Early models of neurons such as the Perceptron are often biologically inaccurate in light of current knowledge. One of the most obvious inaccuracies is the mapping of single neurons to single concepts. Current research indicates that concepts have a distributed representation in the brain. In other words, there is no single neuron that corresponds to the concept “apple” : rather, the concept “apple” has a distributed representation across a large number of neurons. So, even though concepts may be atomic from a conceptual point of view, they have distributed physical representations.
[88] Historically, examination of internal states could not be done objectively as it could only come from subjective report: behavior, on the other hand, can be directly observed and verified by multiple observers. In an age when we are able to directly observe much of what is going on inside a subject's head with various machines, this restriction of the field of study is less warranted.
[89] Talking of concepts violates the behavioral dictum of treating organisms like black boxes. On the other hand, limiting the examination of subjective experience to concepts does not venture arbitrarily far into the territory of subjective report. Further, from a nominalist point of view, behaviorism is already a subjective science in that the CS is a single object only in virtue of being unified in the mind of an observer. In any case, the formalism presented here is an attempt to open the Pandora's box of subjectivity without unleashing complete pandemonium.
[90] In these studies, salivation is the unconditioned response to the unconditioned stimulus (eating food). The bell acts as the conditioned stimulus; by ringing it just before food is served, it comes to elicit salivation (the conditioned response).

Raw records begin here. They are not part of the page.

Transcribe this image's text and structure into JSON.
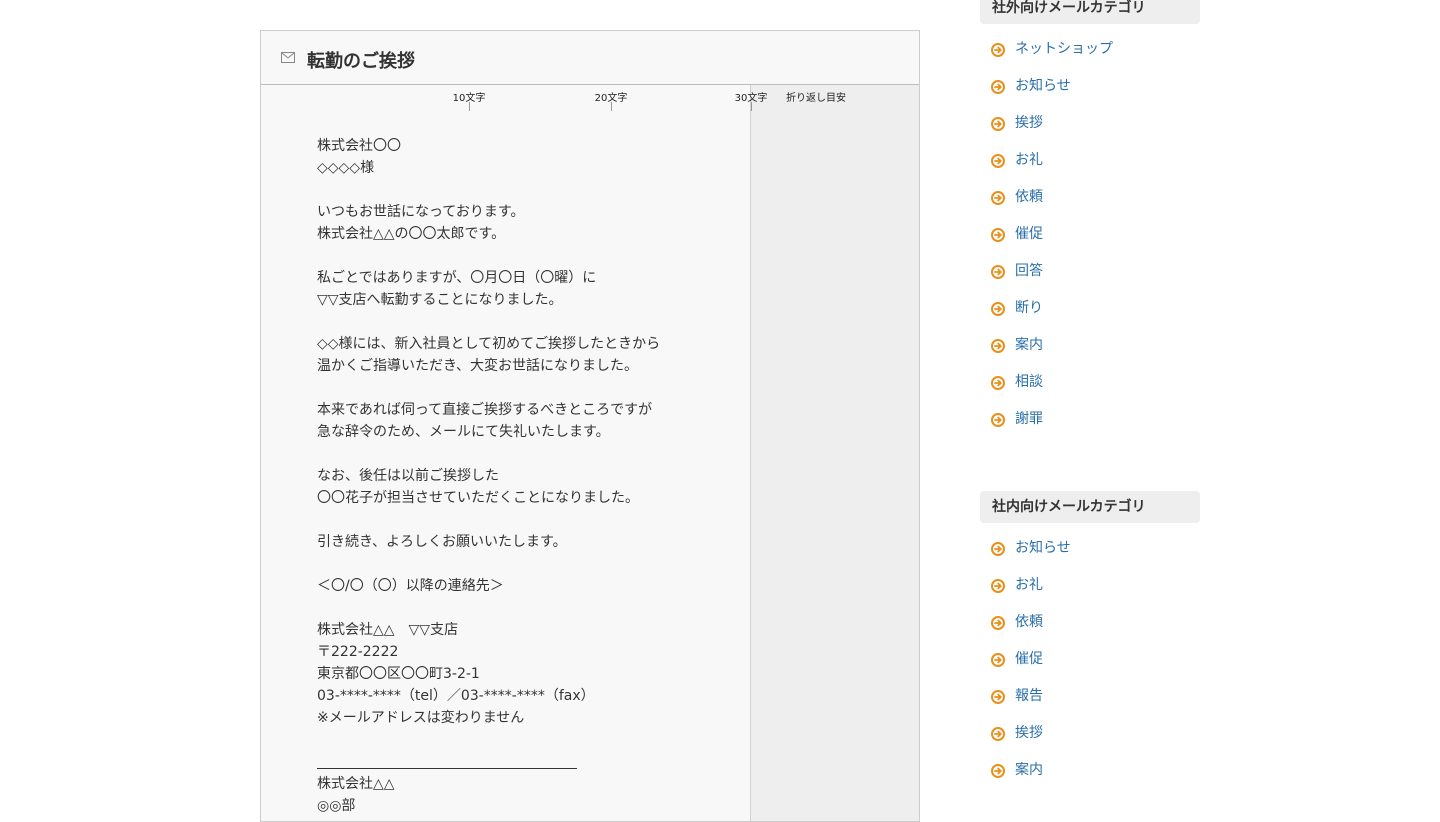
{
  "article": {
    "title": "転勤のご挨拶",
    "ruler": {
      "label_10": "10文字",
      "label_20": "20文字",
      "label_30": "30文字",
      "label_wrap": "折り返し目安"
    },
    "body_lines": [
      "株式会社〇〇",
      "◇◇◇◇様",
      "",
      "いつもお世話になっております。",
      "株式会社△△の〇〇太郎です。",
      "",
      "私ごとではありますが、〇月〇日（〇曜）に",
      "▽▽支店へ転勤することになりました。",
      "",
      "◇◇様には、新入社員として初めてご挨拶したときから",
      "温かくご指導いただき、大変お世話になりました。",
      "",
      "本来であれば伺って直接ご挨拶するべきところですが",
      "急な辞令のため、メールにて失礼いたします。",
      "",
      "なお、後任は以前ご挨拶した",
      "〇〇花子が担当させていただくことになりました。",
      "",
      "引き続き、よろしくお願いいたします。",
      "",
      "＜〇/〇（〇）以降の連絡先＞",
      "",
      "株式会社△△　▽▽支店",
      "〒222-2222",
      "東京都〇〇区〇〇町3-2-1",
      "03-****-****（tel）／03-****-****（fax）",
      "※メールアドレスは変わりません",
      "",
      "",
      "株式会社△△",
      "◎◎部"
    ]
  },
  "sidebar": {
    "external": {
      "header": "社外向けメールカテゴリ",
      "items": [
        "ネットショップ",
        "お知らせ",
        "挨拶",
        "お礼",
        "依頼",
        "催促",
        "回答",
        "断り",
        "案内",
        "相談",
        "謝罪"
      ]
    },
    "internal": {
      "header": "社内向けメールカテゴリ",
      "items": [
        "お知らせ",
        "お礼",
        "依頼",
        "催促",
        "報告",
        "挨拶",
        "案内"
      ]
    }
  },
  "colors": {
    "accent_orange": "#e8901c",
    "link_blue": "#2a6faa"
  }
}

[91] Punishment and reward occupy a single dimension from a cognitive perspective. From a physiological perspective, they may be mediated by different mechanisms (neurons, neurotransmitters, etc.).
[92] The strength of the connection is determined by this likelihood, or the correlation of the conditioned stimulus with the unconditioned stimulus. In fact, there is a significant difference here between the correlation of the conditioned stimulus and the unconditioned stimulus, and the informative value of the conditioned stimulus. In particular, the presentation of the conditioned stimulus, if it is not followed by the unconditioned stimulus, will weaken the association between these two stimuli. However, the presentation of the unconditioned stimulus, when it is not associated with a prior presentation of the conditioned stimulus, will not weaken the association.
[93] Incidentally, this division of neurons into layers appears to mimic the organization of the visual cortex. The visual cortex consists of layers at the back of the brain stacked like five or so pancakes; neurons in one layer receive input from previous layers and project their output to subsequent layers.
[94] The type of discrimination that we have shown above is very simple: it is a line. It generalizes easily to multiple dimensions: in three dimensions, it is a separating plane, and more generally, it is known as a separating hyperplane. There are numerous other types of basis functions: in two dimensions, sigmoids (or s-shaped curves) and radial basis functions (which select circular groups) are commonly used.